I get quite excited by autumn (principally because it means Christmas is coming, but also because colours start getting juicy).  Here's a simple autumn table that you can make in ten minutes and will be quite happy for weeks as long a you give it the odd night out(side).

Dinosaurs, birds and gourds are optional of course, but I find them necessary to keep The Babety occupied at mealtimes - anyway, I feel vindicated in my use of plastic animals because the ever-chic Miss Pickering does it too (but better).

You need:

1 long tray - I use a black plastic one that I got with a window-box

1 small pot of very beautiful small ivy

3 pots of cyclamen

1 small bag of sphagnum moss

5 small terracotta pots - make sure they can hold the cyclamen without any plastic pot showing

A small amount of multi-purpose compost

Make sure everything is watered well before starting

Method:

First, put the tray on your table and line up your five pots along it.  Now divide the ivy into two by carefully teasing it apart.  Re-plant each piece in a terracotta pot with some dampened multi-purpose compost.  Plonk them second and fourth in your terracotta army and then simply drop the cyclamen plants into the three empty spaces...(you could bother to plant them up, but I don't because, well, laziness, and the fact that I might wake up one day and want white instead of pink....it happens).

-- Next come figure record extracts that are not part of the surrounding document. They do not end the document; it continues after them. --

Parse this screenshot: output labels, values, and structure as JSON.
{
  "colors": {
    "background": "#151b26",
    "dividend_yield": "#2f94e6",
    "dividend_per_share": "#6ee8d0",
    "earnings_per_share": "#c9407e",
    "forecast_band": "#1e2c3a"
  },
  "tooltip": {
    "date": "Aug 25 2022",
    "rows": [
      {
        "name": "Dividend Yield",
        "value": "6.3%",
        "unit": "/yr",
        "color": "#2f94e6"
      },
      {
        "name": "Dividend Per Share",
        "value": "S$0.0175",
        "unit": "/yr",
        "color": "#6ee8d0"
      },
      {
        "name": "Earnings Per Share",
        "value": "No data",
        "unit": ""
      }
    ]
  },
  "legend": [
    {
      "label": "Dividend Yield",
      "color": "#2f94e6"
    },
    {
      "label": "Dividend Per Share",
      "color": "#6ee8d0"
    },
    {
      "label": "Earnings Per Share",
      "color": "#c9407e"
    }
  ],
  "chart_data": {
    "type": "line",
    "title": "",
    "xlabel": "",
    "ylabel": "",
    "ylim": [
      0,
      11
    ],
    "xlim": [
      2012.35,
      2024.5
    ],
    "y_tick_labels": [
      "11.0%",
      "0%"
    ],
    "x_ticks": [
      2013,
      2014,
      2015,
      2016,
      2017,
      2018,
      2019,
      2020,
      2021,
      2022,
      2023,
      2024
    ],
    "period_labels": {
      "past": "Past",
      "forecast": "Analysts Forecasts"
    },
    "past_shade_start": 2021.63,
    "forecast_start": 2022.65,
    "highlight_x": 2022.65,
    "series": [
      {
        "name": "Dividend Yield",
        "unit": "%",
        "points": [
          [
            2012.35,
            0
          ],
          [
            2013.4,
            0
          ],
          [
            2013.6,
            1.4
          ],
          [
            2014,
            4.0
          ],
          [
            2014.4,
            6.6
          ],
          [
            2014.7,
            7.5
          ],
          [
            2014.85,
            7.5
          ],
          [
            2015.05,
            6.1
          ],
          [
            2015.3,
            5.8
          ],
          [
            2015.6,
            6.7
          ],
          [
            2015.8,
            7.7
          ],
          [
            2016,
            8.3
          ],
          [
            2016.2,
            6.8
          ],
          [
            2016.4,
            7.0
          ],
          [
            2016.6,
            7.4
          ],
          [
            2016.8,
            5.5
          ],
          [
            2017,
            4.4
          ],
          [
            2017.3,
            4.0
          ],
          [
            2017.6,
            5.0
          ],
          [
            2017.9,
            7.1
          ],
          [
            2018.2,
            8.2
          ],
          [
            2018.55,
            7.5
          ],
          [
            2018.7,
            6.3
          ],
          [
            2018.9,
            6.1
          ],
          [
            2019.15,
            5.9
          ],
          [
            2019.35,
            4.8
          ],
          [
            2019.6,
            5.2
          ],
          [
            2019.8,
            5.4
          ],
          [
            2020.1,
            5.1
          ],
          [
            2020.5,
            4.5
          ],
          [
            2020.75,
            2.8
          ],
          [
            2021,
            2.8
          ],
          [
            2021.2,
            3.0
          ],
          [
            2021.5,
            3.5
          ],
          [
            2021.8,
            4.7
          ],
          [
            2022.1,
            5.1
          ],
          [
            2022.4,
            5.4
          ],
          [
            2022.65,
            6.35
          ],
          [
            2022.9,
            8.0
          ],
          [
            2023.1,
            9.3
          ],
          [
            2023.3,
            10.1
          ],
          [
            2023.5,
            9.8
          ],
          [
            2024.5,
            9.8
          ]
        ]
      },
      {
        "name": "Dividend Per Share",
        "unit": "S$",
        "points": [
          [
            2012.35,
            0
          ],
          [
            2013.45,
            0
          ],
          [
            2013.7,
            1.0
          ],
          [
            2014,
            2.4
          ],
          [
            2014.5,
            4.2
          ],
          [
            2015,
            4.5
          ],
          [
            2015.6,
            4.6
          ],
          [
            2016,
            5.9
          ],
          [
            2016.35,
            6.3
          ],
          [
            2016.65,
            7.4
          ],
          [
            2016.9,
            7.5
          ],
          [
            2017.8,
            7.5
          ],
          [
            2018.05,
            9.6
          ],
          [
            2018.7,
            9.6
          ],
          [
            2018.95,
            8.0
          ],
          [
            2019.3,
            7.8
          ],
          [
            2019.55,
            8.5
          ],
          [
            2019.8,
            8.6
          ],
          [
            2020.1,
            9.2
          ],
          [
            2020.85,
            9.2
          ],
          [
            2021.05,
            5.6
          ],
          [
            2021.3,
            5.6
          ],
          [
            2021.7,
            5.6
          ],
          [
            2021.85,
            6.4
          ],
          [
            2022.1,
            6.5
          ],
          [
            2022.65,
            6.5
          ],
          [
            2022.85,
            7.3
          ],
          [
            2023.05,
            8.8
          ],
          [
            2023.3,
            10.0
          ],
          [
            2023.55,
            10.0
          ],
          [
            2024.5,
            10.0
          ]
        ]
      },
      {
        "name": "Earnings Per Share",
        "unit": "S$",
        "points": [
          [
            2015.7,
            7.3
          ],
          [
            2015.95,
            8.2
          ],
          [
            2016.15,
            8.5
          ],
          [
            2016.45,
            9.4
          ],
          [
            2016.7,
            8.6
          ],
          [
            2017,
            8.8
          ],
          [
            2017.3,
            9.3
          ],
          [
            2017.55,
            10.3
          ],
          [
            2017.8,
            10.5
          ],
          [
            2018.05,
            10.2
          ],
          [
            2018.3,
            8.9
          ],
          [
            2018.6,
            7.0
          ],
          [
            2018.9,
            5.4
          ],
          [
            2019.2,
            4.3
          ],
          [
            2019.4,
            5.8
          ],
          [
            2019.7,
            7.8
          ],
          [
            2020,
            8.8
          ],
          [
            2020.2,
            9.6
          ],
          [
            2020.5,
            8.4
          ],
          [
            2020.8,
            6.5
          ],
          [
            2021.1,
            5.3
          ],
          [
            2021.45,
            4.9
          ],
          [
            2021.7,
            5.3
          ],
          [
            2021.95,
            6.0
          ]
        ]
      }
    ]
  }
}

Now tear off bits of sphagnum moss and arrange them around the base of the pots so no tray is showing, and finally, arrange your ivy tendrils artfully around the pots.

That's it...you're done.  Water as and when needed, and in-situ (hence the tray)...just stuff your finger in the compost and see if it's dry or not.  The whole thing would, as I said, benefit from the odd 'night out'...not on the town, but in your garden, or in an un-heated room to keep the cylcamen perky for longer.  But honestly, as long as you dead-head them when the flowers are over, and you don't live in a sauna, they should be just fine.

This bit of loveliness will last brilliantly well into Christmas, when you will, I'm sure, want holly and stuff.